Medo de usar o equipamento
A desconfiança gerada por essa superexposição sensacionalista não se limita aos moradores. Muitos profissionais da própria comunidade, que atuam em emissoras de grande porte, evitam usar drones por medo de perder o equipamento ou de enfrentar problemas com o Estado e o tráfico. O potencial criativo e artístico dessas ferramentas acaba sendo limitado por um ambiente de constante tensão.
Um drone, que poderia registrar a beleza da arquitetura do Nordeste de Amaralina, suas manifestações culturais e seu cotidiano vibrante, acaba sendo visto apenas como símbolo de monitoramento e controle. E o resultado é uma quebra na autoestima da comunidade, que já carrega o peso de décadas de estigmas e marginalização.
O impacto no trabalho comunitário
Como comunicadores, enfrentamos um paradoxo. Queremos usar o drone para contar histórias reais, humanas e positivas, que mostrem a riqueza cultural e a força da nossa gente. Mas, para isso, precisamos lidar com barreiras invisíveis, construídas por anos de discriminação e pela forma sensacionalista como nossa comunidade é retratada na mídia.

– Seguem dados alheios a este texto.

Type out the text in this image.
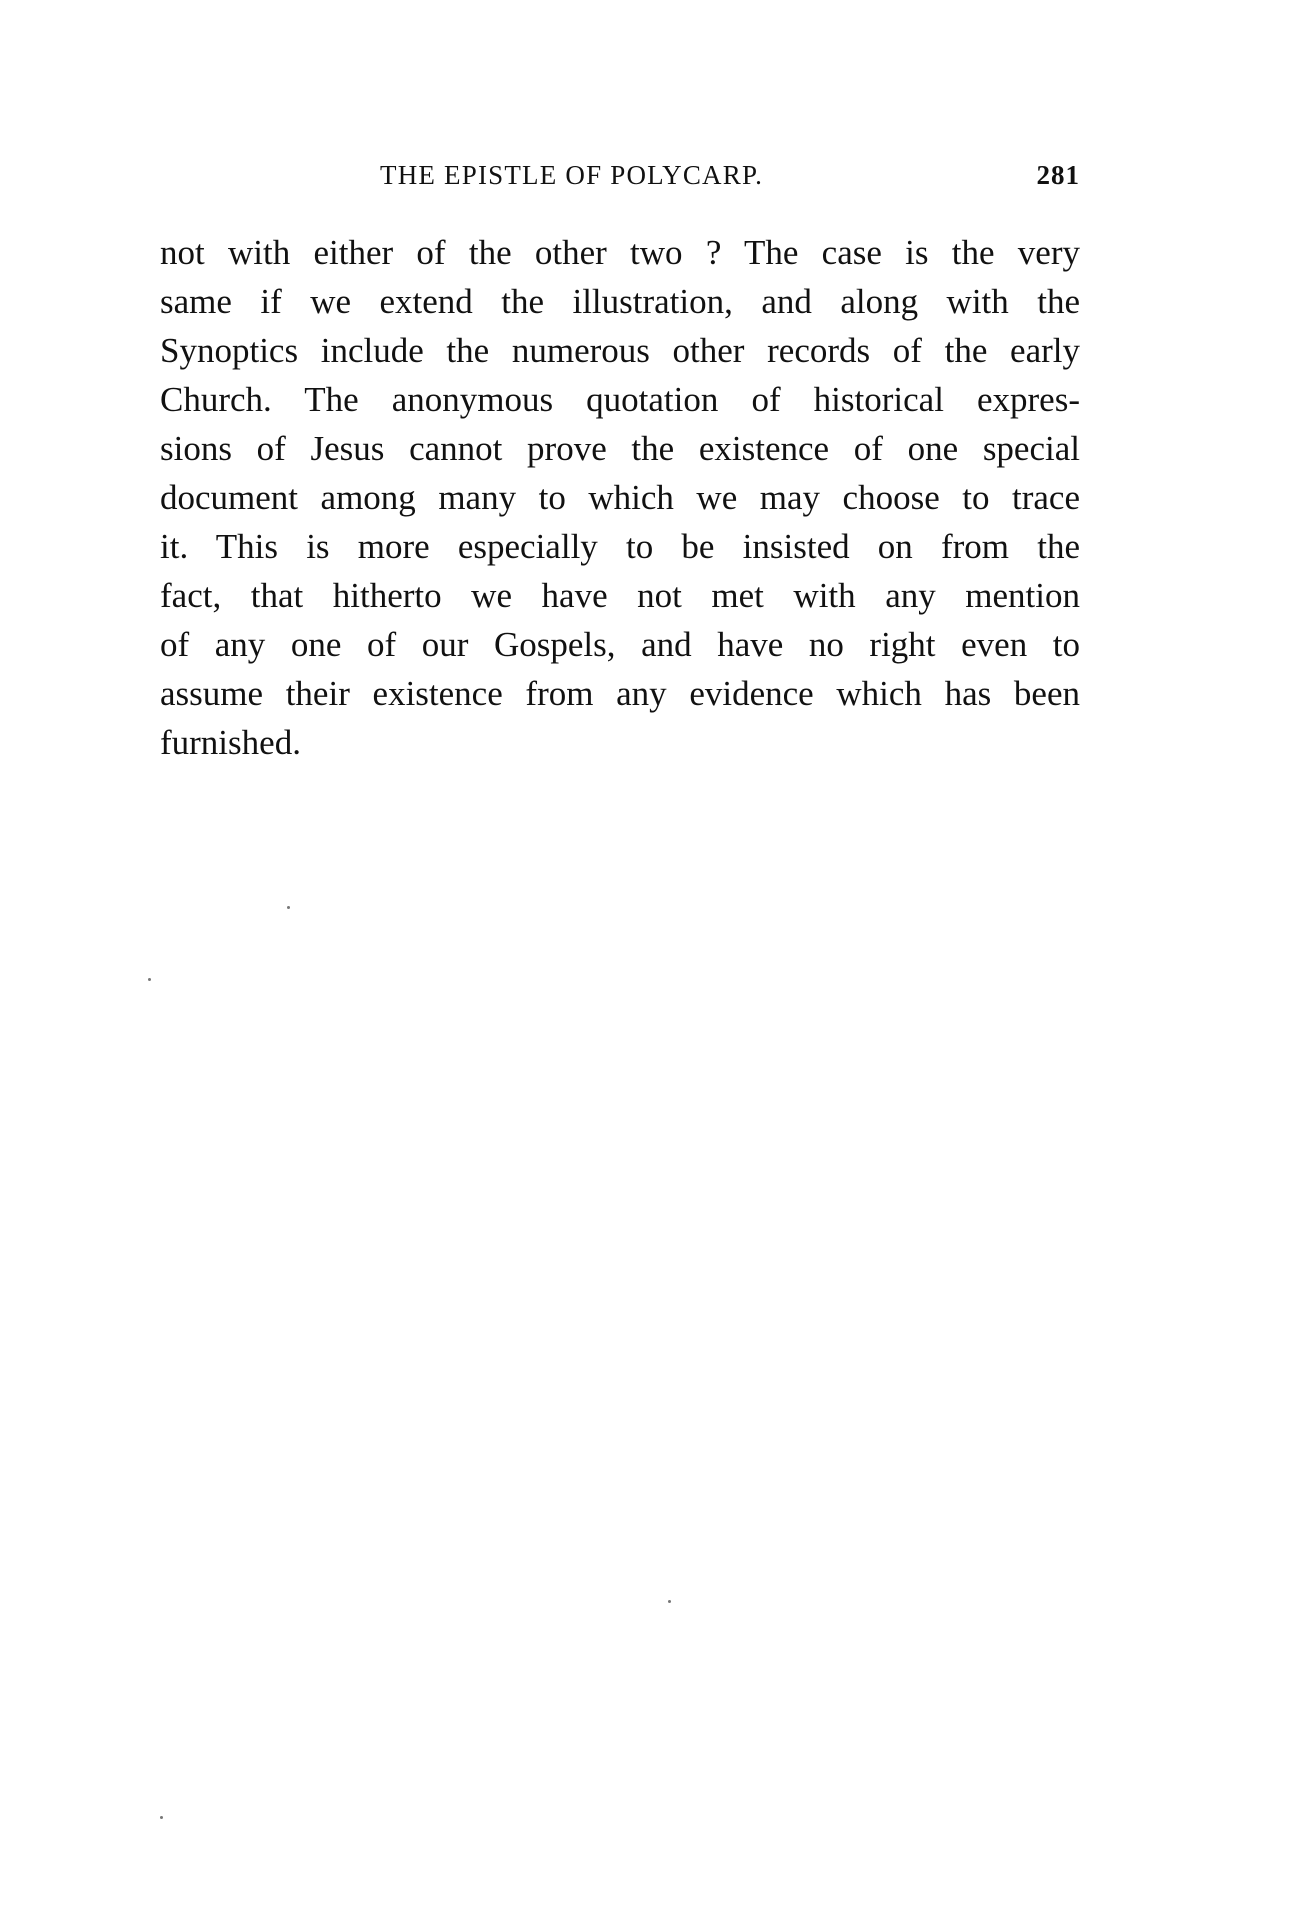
THE EPISTLE OF POLYCARP.	281
not with either of the other two ? The case is the very
same if we extend the illustration, and along with the
Synoptics include the numerous other records of the early
Church. The anonymous quotation of historical expres-
sions of Jesus cannot prove the existence of one special
document among many to which we may choose to trace
it. This is more especially to be insisted on from the
fact, that hitherto we have not met with any mention
of any one of our Gospels, and have no right even to
assume their existence from any evidence which has been
furnished.
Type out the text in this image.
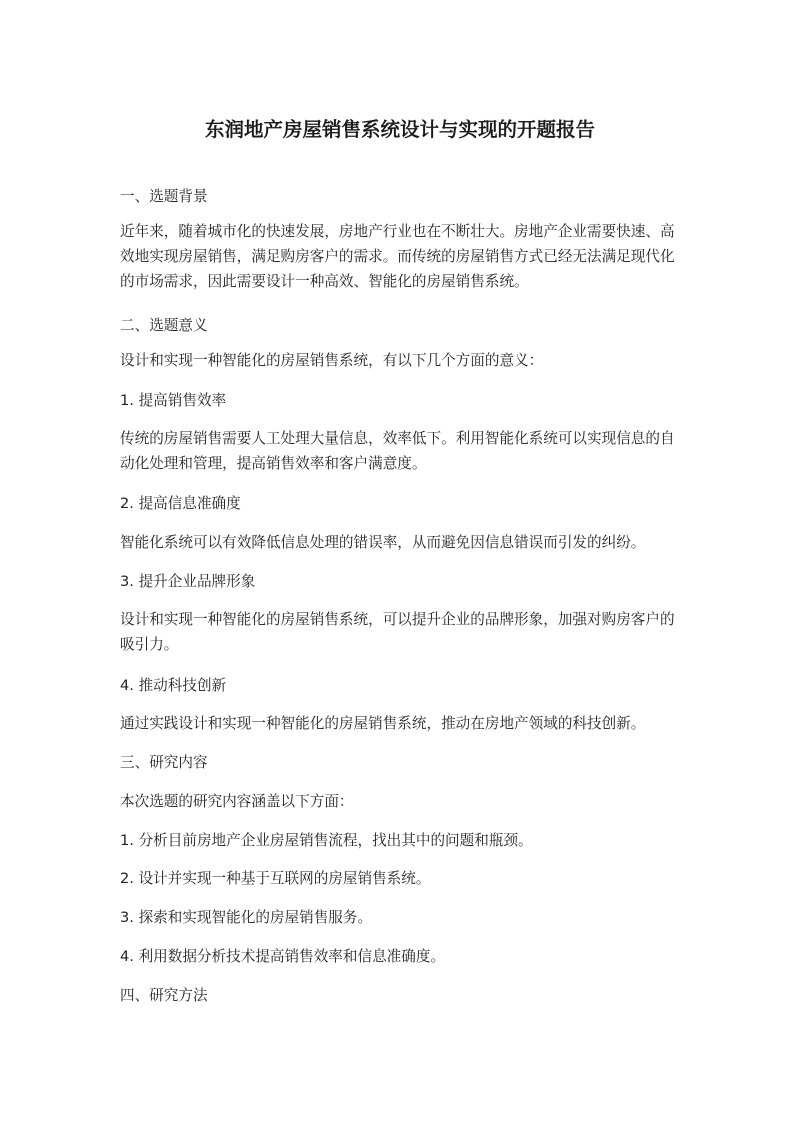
东润地产房屋销售系统设计与实现的开题报告

一、选题背景

近年来，随着城市化的快速发展，房地产行业也在不断壮大。房地产企业需要快速、高效地实现房屋销售，满足购房客户的需求。而传统的房屋销售方式已经无法满足现代化的市场需求，因此需要设计一种高效、智能化的房屋销售系统。

二、选题意义

设计和实现一种智能化的房屋销售系统，有以下几个方面的意义：

1. 提高销售效率

传统的房屋销售需要人工处理大量信息，效率低下。利用智能化系统可以实现信息的自动化处理和管理，提高销售效率和客户满意度。

2. 提高信息准确度

智能化系统可以有效降低信息处理的错误率，从而避免因信息错误而引发的纠纷。

3. 提升企业品牌形象

设计和实现一种智能化的房屋销售系统，可以提升企业的品牌形象，加强对购房客户的吸引力。

4. 推动科技创新

通过实践设计和实现一种智能化的房屋销售系统，推动在房地产领域的科技创新。

三、研究内容

本次选题的研究内容涵盖以下方面：

1. 分析目前房地产企业房屋销售流程，找出其中的问题和瓶颈。

2. 设计并实现一种基于互联网的房屋销售系统。

3. 探索和实现智能化的房屋销售服务。

4. 利用数据分析技术提高销售效率和信息准确度。

四、研究方法
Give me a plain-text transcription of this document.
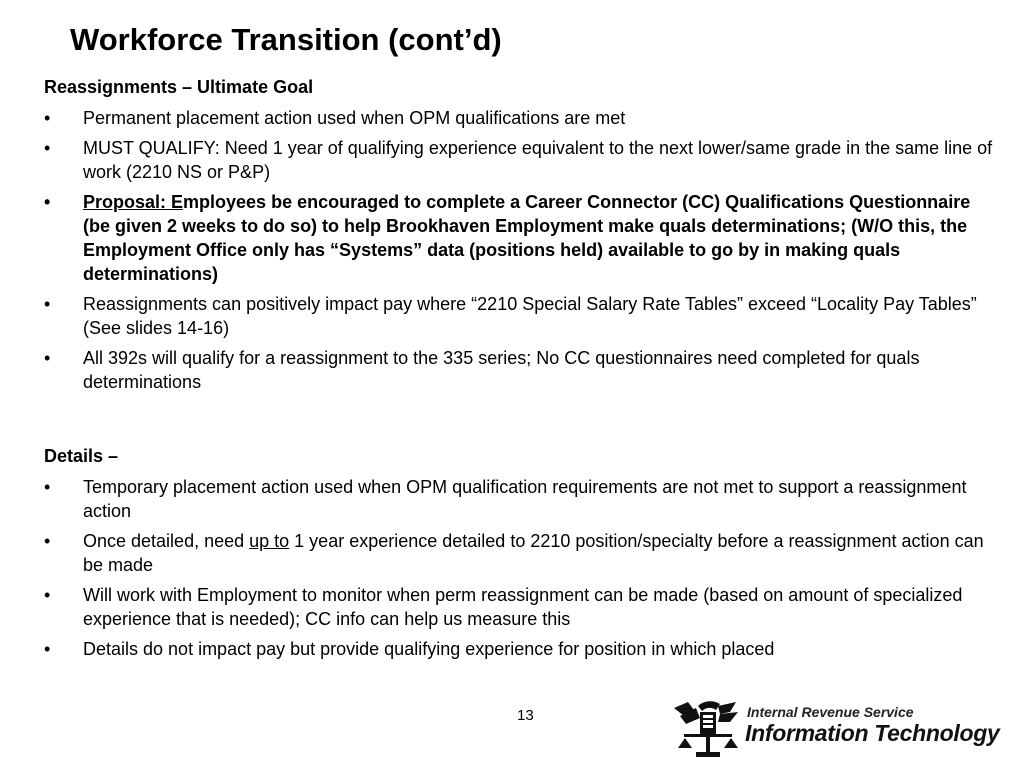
Workforce Transition (cont’d)
Reassignments – Ultimate Goal
• Permanent placement action used when OPM qualifications are met
• MUST QUALIFY: Need 1 year of qualifying experience equivalent to the next lower/same grade in the same line of work (2210 NS or P&P)
• Proposal: Employees be encouraged to complete a Career Connector (CC) Qualifications Questionnaire (be given 2 weeks to do so) to help Brookhaven Employment make quals determinations; (W/O this, the Employment Office only has “Systems” data (positions held) available to go by in making quals determinations)
• Reassignments can positively impact pay where “2210 Special Salary Rate Tables” exceed “Locality Pay Tables” (See slides 14-16)
• All 392s will qualify for a reassignment to the 335 series; No CC questionnaires need completed for quals determinations
Details –
• Temporary placement action used when OPM qualification requirements are not met to support a reassignment action
• Once detailed, need up to 1 year experience detailed to 2210 position/specialty before a reassignment action can be made
• Will work with Employment to monitor when perm reassignment can be made (based on amount of specialized experience that is needed); CC info can help us measure this
• Details do not impact pay but provide qualifying experience for position in which placed
13	Internal Revenue Service
Information Technology
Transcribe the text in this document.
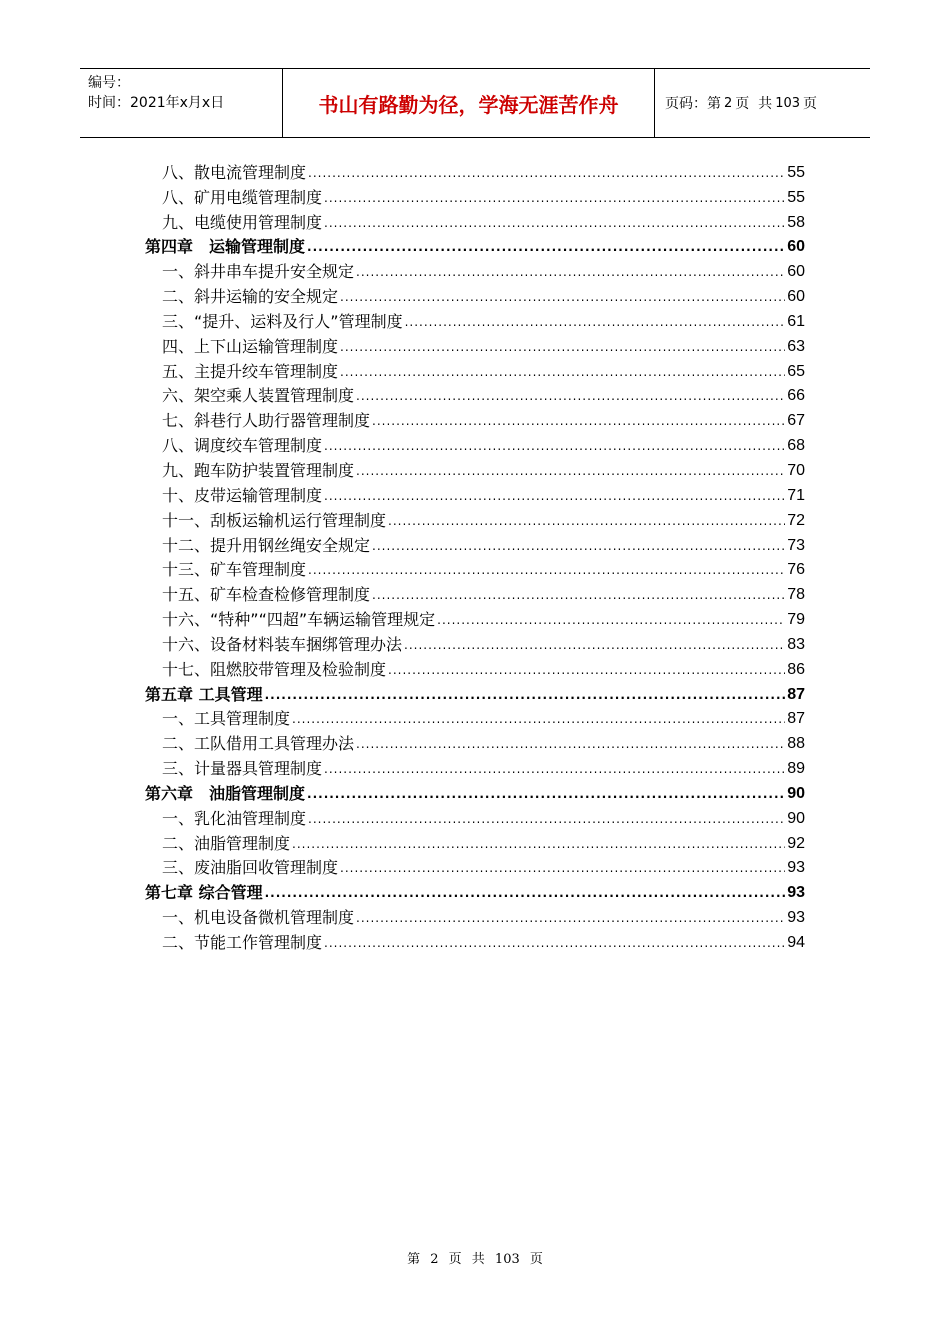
编号：
时间：2021年x月x日	书山有路勤为径，学海无涯苦作舟	页码：第 2 页  共 103 页
八、散电流管理制度 .....	55
八、矿用电缆管理制度 .....	55
九、电缆使用管理制度 .....	58
第四章　运输管理制度 .....	60
一、斜井串车提升安全规定 .....	60
二、斜井运输的安全规定 .....	60
三、“提升、运料及行人”管理制度 .....	61
四、上下山运输管理制度 .....	63
五、主提升绞车管理制度 .....	65
六、架空乘人装置管理制度 .....	66
七、斜巷行人助行器管理制度 .....	67
八、调度绞车管理制度 .....	68
九、跑车防护装置管理制度 .....	70
十、皮带运输管理制度 .....	71
十一、刮板运输机运行管理制度 .....	72
十二、提升用钢丝绳安全规定 .....	73
十三、矿车管理制度 .....	76
十五、矿车检查检修管理制度 .....	78
十六、“特种”“四超”车辆运输管理规定 .....	79
十六、设备材料装车捆绑管理办法 .....	83
十七、阻燃胶带管理及检验制度 .....	86
第五章 工具管理 .....	87
一、工具管理制度 .....	87
二、工队借用工具管理办法 .....	88
三、计量器具管理制度 .....	89
第六章　油脂管理制度 .....	90
一、乳化油管理制度 .....	90
二、油脂管理制度 .....	92
三、废油脂回收管理制度 .....	93
第七章 综合管理 .....	93
一、机电设备微机管理制度 .....	93
二、节能工作管理制度 .....	94
第 2 页 共 103 页
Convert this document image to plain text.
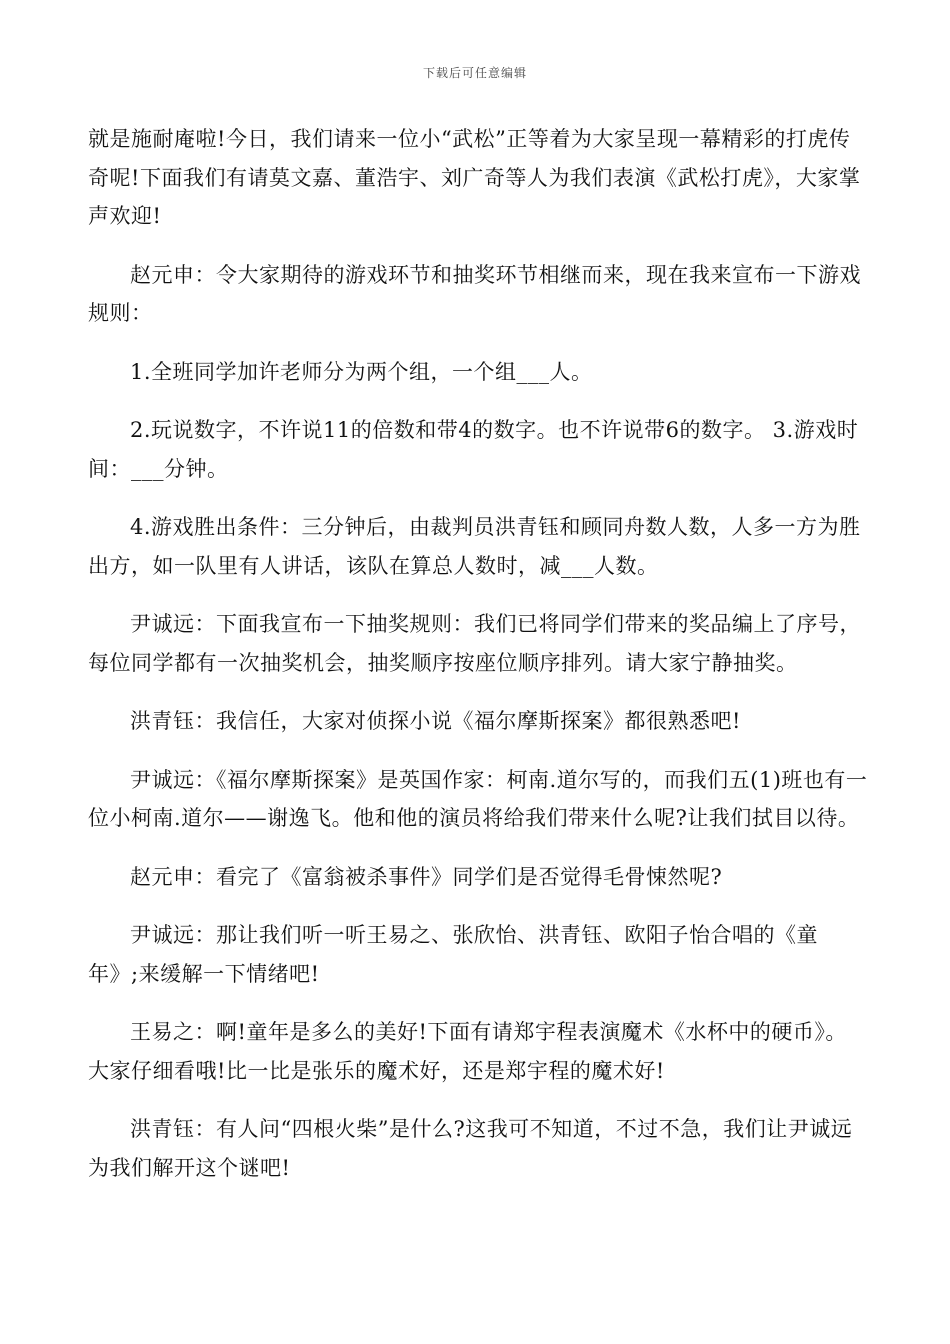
下载后可任意编辑

就是施耐庵啦!今日，我们请来一位小“武松”正等着为大家呈现一幕精彩的打虎传奇呢!下面我们有请莫文嘉、董浩宇、刘广奇等人为我们表演《武松打虎》，大家掌声欢迎!

赵元申：令大家期待的游戏环节和抽奖环节相继而来，现在我来宣布一下游戏规则：

1.全班同学加许老师分为两个组，一个组___人。

2.玩说数字，不许说11的倍数和带4的数字。也不许说带6的数字。 3.游戏时间：___分钟。

4.游戏胜出条件：三分钟后，由裁判员洪青钰和顾同舟数人数，人多一方为胜出方，如一队里有人讲话，该队在算总人数时，减___人数。

尹诚远：下面我宣布一下抽奖规则：我们已将同学们带来的奖品编上了序号，每位同学都有一次抽奖机会，抽奖顺序按座位顺序排列。请大家宁静抽奖。

洪青钰：我信任，大家对侦探小说《福尔摩斯探案》都很熟悉吧!

尹诚远：《福尔摩斯探案》是英国作家：柯南.道尔写的，而我们五(1)班也有一位小柯南.道尔——谢逸飞。他和他的演员将给我们带来什么呢?让我们拭目以待。

赵元申：看完了《富翁被杀事件》同学们是否觉得毛骨悚然呢?

尹诚远：那让我们听一听王易之、张欣怡、洪青钰、欧阳子怡合唱的《童年》;来缓解一下情绪吧!

王易之：啊!童年是多么的美好!下面有请郑宇程表演魔术《水杯中的硬币》。大家仔细看哦!比一比是张乐的魔术好，还是郑宇程的魔术好!

洪青钰：有人问“四根火柴”是什么?这我可不知道，不过不急，我们让尹诚远为我们解开这个谜吧!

Em vez de nos tornarmos pontes para mudar essa narrativa, muitas vezes somos obrigados a explicar nossas intenções a cada passo. O equipamento, que deveria aproximar, acaba afastando. A desconfiança é compreensível em um ambiente onde o morador vive entre extremos — o Estado de um lado, o poder paralelo do outro —, mas dificulta a construção de uma nova visão sobre quem somos.
Resistir é criar
Apesar dos desafios, resistimos. Continuamos buscando formas de usar o drone e outras ferramentas para contar histórias que mostrem a verdadeira essência do Nordeste de Amaralina. Isso exige paciência, diálogo constante com a comunidade e um compromisso em combater os estigmas que nos foram impostos.
Enquanto o sensacionalismo nos reduz a uma narrativa única de violência e vulnerabilidade, é nosso papel como comunicadores comunitários, criar e espalhar outra visão. Uma visão que reconheça os problemas, mas também celebre as conquistas, a cultura e a força da nossa gente.
O caminho é desafiador, mas necessário. Que o drone, um dia, seja apenas uma ferramenta de criação e não mais um símbolo de vigilância ou medo. Afinal, nossa comunidade merece ser vista por suas potencialidades, e não apenas pelos estigmas que insistem em nos impor.